A transvaginal é um procedimento médico realizado pela via vaginal, com acesso direto ao útero e aos ovários, e saber como é feita a transvaginal ajuda a entender seu uso em exames de imagem e cirurgias minimamente invasivas.

O que é exatamente a via transvaginal

A transvaginal nada mais é do que uma abordagem que utiliza a vagina como porta de entrada para visualizar estruturas internas, como o útero, as trompas de Falópio e os ovários, oferecendo imagens próximas e detalhadas sem grandes incisões.

Na prática, o termo aparece frequentemente associado ao exame de ultrassom transvaginal, mas também pode se referir a intervenções cirúrgicas, como a histeroscopia ou a cirurgia de prótese vaginal, sempre buscando precisão e menor trauma para a paciente.

Como é feita a preparação para a transvaginal

A preparação para uma avaliação transvaginal costuma ser simples, mas alguns cuidados ajudam a tornar o procedimento mais confortável e eficaz, desde a higiene íntima até a organização da consulta.

  • Higiene pessoal adequada, lavando-se com sabão neutro, sem perfumes fortes na região genital.
  • Evitar uso de absorvente interno ou cremes vaginalmente nas 24 horas anteriores ao exame, pois podem interferir nas imagens.
  • Informar ao médico sobre alergias, gravidez ou uso de medicamentos que possam influenciar no procedimento.

Em alguns casos, o médico pode pedir para a paciente estar mais relaxada e em posição confortante, geralmente deitado com as pernas apoiadas em macas específicas, facilitando a visualização da anatomia durante a transvaginal.

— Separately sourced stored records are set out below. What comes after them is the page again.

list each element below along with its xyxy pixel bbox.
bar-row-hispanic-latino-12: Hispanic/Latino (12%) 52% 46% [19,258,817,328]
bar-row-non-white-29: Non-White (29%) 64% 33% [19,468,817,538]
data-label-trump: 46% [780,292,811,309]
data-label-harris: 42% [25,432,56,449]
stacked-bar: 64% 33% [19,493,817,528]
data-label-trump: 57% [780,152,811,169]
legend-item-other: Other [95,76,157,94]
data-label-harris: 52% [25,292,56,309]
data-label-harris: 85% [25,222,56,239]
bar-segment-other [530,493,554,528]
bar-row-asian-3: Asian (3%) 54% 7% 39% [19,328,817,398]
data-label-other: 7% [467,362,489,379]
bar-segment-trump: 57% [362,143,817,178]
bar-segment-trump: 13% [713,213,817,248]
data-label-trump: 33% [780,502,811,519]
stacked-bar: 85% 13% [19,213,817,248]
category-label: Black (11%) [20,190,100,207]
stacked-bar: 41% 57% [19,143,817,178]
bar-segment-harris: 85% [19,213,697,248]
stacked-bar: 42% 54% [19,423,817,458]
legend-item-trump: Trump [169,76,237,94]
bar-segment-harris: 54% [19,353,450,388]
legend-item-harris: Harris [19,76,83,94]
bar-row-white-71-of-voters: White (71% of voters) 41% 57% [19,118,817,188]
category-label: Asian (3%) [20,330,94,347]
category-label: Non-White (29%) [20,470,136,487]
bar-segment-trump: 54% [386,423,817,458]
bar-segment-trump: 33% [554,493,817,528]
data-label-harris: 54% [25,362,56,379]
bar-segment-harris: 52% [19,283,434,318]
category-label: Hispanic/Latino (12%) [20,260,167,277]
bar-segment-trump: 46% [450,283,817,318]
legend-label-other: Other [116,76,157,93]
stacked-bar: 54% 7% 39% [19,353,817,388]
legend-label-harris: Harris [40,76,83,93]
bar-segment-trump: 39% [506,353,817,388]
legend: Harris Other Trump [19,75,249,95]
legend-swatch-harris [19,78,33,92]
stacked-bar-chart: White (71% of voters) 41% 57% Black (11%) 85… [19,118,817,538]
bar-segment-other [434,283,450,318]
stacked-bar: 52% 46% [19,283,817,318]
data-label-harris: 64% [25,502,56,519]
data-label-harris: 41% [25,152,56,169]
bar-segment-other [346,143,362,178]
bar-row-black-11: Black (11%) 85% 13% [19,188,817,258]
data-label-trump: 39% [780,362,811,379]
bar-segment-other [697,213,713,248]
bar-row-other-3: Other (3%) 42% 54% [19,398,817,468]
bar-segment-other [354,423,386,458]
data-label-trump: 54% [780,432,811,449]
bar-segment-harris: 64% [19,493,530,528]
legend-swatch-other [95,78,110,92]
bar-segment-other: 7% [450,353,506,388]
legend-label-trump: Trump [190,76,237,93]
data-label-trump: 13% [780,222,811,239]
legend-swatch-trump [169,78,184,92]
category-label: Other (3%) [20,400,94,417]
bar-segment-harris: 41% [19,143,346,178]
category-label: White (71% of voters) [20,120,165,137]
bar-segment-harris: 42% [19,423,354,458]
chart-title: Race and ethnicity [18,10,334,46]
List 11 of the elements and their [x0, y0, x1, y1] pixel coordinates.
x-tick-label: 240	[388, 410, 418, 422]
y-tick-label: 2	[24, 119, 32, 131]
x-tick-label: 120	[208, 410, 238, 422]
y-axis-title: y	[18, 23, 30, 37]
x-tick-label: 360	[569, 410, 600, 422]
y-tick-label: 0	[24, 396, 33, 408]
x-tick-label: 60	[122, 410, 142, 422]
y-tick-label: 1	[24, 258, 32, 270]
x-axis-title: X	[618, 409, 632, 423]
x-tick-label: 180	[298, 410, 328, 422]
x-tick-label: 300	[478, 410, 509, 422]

O procedimento passo a passo

O procedimento de imagem transvaginal começa com a introdução de um transdutor, que é o aparelho que emite as ondas de ultrassom, revestido por uma fina camada de proteção e lubrificante estéril, assegurando higiene e conforto.

O profissional de saúde insere o transdutor na vagina, movimentando-o suavemente para obter diferentes ângulos e cortes das estruturas internas, enquanto as imagens são exibidas em tempo real na tela, permitindo avaliação detalhada do revestimento uterino, da espessura da parede vaginal e da anatomia dos ovários.

Diferenças entre transabdominal e transvaginal

A transvaginal costuma oferecer imagens de maior resolução que a via transabdominal, pois o transdutor está mais próximo dos órgãos, o que reduz a interferência de gordura abdominal ou gases intestinais.

  • Menor distância entre o transdutor e o útero e ovários.
  • Imagens mais nítidas em mulheres magras ou com histórico de cirurgias abdominais.
  • Indicado para avaliar melhor em casos de infertilidade, miomas submucosos ou suspeitas de patologias endometrais.

Quando a técnica é indicada

A avaliação transvaginal é indicada em diversas situações clínicas, desde o acompanhamento de gestações de risco até o diagnóstico de sangramentos anormais ou dor pélvica, sempre com o objetivo de obter informações precisas sem necessidade de procedimentos mais invasivos.

Na ginecologia, pode ser usada para monitorar o crescimento dos folículos ováricos durante a estimulação, acompanhar a resposta a tratamentos hormonais e diagnosticar condições como endometriose, polipos ou alterações na parede uterina, tudo com o mínimo desconforto para a paciente.

Cuidados durante e após a transvaginal

Durante o exame transvaginal, é normal sentir alguma pressão ou leve desconforto, mas a dor intensa não deve acontecer; comunicar ao médico qualquer sensação anormal garante que o procedimento seja ajustado para maior segurança.

Após a avaliação, a paciente pode retomar suas atividades normalmente, embora algumas recomendações simples ajudem, como evitar relações sexuais e uso de absorvente interno por um período curto, seguindo as orientações do profissional de saúde para evitar infecções ou irritações leves.

Conclusão sobre como é feita a transvaginal

Entender como é feita a transvaginal esclarece dúvidas e ajuda a reduzir medos, pois o procedimento é seguro, rápido e essencial para diagnósticos precisos, sendo uma ferramenta valiosa tanto na medicina preventiva quanto no tratamento de condições ginecológicas com abordagem minimamente invasiva.

Ultrassonografia transvaginal: Quando e como é feita?